We all need feedback – in fact, we crave it. We want to know if what we’ve done is okay, that it’s acceptable and that we have got our message across as we intended.
We want feedback but often what we get is criticism. And we don’t want or need that, thank you very much!
There is a fine art to giving feedback. When it comes to getting help with your book you need to have help that moves your forward, not criticism that sets you back. Writing makes us vulnerable. Even if our book is relatively safe and practical we are still taking a risk by putting ourselves out there. We feel exposed – a bit naked.
How do you get the feedback you need?
There are various ways to get the help you need:
- ask a professional associate or other trusted colleage;
- hire an editor, mentor/coach or other expert;
- ask family or friends.
All three options have their pros and cons, and to a large extent that depends on the individuals in question. Having said that, I would almost always counsel against asking family and friends for feedback unless (and this is a big ‘unless’) they have expertise that is of value. Our usual support network of family and friends are best left to doing what they do best: cheering you on from the side-lines and giving you a hug on bad days.
The other two options: professional associates or hired help can both be useful at different times.
These can include mentoring buddies, business contacts you have a closer than usual relationship with and work colleagues. What you are looking for is someone with whom you have a mutually supportive relationship. Ideally, they will be a business contact who is also a friend. They are able to be detached enough to be honest and sensitive enough not to be destructive.
The benefit of hiring a coach, mentor or editor to help you with your book is that they are experienced and (hopefully) expert at giving feedback. This means that any personal elements are avoided and you can receive their comments and ideas knowing they are given in a professional and detached manner. That doesn’t mean that the exchange between you should be cold or distant, though.
Criticism or feedback?
Criticism is usually provided by reviewers of some kind. Their job is to entertain, comment and give an opinion (not necessarily in that order). Their comments do not take into account what the person who created the thing they are critiquing will think or feel. Their job is to be objective. You probably don’t want this when you are working on honing and improving your book.

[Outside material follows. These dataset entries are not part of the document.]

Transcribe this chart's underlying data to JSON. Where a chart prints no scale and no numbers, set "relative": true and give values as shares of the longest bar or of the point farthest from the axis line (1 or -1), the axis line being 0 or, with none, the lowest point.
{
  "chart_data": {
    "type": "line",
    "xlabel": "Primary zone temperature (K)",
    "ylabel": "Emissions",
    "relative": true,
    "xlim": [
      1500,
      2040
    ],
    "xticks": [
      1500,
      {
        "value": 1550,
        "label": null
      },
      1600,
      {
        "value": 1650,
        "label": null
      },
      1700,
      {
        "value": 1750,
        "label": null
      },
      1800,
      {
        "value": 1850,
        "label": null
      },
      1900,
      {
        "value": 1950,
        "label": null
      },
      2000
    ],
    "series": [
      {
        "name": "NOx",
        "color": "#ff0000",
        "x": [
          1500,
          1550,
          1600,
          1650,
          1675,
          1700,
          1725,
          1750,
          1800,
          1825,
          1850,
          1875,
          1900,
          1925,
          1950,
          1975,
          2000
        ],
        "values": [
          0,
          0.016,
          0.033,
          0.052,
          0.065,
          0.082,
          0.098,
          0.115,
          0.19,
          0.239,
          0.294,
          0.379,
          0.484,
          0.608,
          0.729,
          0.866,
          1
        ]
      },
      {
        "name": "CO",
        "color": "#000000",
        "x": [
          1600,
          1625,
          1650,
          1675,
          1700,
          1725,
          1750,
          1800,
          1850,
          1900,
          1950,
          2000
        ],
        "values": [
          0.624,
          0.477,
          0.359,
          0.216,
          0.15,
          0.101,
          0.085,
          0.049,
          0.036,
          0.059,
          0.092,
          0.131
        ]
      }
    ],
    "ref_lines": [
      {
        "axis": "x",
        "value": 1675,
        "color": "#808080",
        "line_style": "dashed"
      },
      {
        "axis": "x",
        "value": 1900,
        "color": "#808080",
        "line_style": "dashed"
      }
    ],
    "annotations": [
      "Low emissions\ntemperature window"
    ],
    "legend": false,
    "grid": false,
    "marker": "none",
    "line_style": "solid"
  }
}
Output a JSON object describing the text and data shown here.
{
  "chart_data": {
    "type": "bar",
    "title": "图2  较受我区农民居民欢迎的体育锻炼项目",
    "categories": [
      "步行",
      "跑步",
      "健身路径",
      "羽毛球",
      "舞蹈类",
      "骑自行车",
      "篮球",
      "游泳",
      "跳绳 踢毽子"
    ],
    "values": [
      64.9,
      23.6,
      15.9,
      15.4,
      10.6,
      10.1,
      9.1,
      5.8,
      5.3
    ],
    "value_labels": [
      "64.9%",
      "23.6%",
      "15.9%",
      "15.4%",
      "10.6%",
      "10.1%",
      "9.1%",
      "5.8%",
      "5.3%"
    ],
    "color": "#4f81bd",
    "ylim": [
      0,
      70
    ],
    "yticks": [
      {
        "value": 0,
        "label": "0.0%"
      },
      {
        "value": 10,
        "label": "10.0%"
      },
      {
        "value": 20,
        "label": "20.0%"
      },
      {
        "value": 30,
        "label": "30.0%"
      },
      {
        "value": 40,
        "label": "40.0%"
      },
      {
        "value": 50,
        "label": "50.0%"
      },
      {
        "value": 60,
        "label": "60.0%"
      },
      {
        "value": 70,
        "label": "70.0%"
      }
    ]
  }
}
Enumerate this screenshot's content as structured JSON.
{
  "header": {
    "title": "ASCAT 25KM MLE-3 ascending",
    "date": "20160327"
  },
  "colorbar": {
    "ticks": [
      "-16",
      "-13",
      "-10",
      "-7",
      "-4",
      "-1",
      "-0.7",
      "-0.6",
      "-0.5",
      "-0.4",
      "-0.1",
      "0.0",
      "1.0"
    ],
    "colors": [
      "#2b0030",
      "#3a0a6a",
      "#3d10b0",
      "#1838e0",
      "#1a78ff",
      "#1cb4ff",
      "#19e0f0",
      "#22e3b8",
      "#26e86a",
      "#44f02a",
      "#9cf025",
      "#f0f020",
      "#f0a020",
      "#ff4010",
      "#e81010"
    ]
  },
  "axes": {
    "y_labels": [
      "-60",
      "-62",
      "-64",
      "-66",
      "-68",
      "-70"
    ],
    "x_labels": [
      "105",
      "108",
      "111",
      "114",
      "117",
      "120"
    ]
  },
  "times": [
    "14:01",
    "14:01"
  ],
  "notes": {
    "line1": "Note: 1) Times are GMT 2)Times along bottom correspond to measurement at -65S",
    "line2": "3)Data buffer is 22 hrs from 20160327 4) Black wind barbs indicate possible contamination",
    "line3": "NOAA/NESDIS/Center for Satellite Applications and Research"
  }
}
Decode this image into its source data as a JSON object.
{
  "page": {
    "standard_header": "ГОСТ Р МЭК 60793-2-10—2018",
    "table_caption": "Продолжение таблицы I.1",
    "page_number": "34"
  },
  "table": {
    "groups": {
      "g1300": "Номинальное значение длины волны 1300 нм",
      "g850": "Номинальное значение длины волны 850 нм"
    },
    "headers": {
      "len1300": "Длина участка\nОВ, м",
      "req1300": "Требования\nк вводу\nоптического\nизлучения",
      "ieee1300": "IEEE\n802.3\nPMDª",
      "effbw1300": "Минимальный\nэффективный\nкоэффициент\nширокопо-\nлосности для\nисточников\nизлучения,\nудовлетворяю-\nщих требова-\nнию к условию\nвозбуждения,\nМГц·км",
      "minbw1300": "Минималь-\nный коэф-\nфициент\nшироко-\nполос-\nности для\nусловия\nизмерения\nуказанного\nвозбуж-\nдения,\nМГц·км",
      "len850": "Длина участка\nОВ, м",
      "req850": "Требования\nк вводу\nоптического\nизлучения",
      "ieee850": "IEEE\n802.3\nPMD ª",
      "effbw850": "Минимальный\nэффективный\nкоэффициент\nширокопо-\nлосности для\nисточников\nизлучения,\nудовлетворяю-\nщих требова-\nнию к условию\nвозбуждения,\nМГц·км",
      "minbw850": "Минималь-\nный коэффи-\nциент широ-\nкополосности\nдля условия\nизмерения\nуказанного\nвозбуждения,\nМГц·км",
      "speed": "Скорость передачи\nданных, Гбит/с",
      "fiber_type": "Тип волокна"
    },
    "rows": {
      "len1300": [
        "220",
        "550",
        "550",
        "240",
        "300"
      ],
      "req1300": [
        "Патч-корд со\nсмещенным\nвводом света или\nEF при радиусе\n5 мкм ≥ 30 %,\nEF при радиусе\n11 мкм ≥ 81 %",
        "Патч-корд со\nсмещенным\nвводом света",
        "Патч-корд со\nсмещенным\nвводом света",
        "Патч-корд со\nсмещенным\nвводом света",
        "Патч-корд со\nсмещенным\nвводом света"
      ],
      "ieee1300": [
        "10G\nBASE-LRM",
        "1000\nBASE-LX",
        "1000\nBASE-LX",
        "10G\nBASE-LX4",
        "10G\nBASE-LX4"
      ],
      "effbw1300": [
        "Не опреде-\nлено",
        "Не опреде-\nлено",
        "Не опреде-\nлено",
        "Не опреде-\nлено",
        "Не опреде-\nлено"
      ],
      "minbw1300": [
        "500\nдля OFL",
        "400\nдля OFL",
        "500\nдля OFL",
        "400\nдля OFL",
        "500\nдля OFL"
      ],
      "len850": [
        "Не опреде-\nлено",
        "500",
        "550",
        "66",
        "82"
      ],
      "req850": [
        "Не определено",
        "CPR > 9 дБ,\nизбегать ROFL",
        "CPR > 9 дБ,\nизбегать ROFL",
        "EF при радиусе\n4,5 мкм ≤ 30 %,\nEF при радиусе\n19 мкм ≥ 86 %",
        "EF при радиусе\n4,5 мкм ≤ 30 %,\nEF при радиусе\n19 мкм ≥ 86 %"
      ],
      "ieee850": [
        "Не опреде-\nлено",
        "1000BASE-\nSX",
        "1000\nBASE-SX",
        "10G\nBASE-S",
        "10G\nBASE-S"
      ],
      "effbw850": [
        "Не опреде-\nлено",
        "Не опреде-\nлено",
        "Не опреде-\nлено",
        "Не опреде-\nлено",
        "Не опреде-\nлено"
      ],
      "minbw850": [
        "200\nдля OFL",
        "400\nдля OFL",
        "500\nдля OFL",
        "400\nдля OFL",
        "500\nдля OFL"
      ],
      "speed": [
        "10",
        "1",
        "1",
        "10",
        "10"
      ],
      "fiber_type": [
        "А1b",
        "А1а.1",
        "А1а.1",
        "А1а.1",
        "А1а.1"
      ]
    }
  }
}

The purpose of feedback is far more positive. It is intended to support and help by fostering change and improvement. Feedback might be tough to hear at times but the way it is delivered should enable you to make the changes that will improve your book and not be deliberately destructive or upsetting.
Do you need it?
You probably don’t need criticism, but feedback is extremely useful when you are stuck or need to solve problems with your book. So welcome feedback when it is delivered with the intention of supporting and helping you. You may not like everything you hear, especially when you first hear it, but take a breath and listen. Even if you decide not to take the comments on board, do it after proper reflection otherwise you may miss the golden nugget that feedback can be.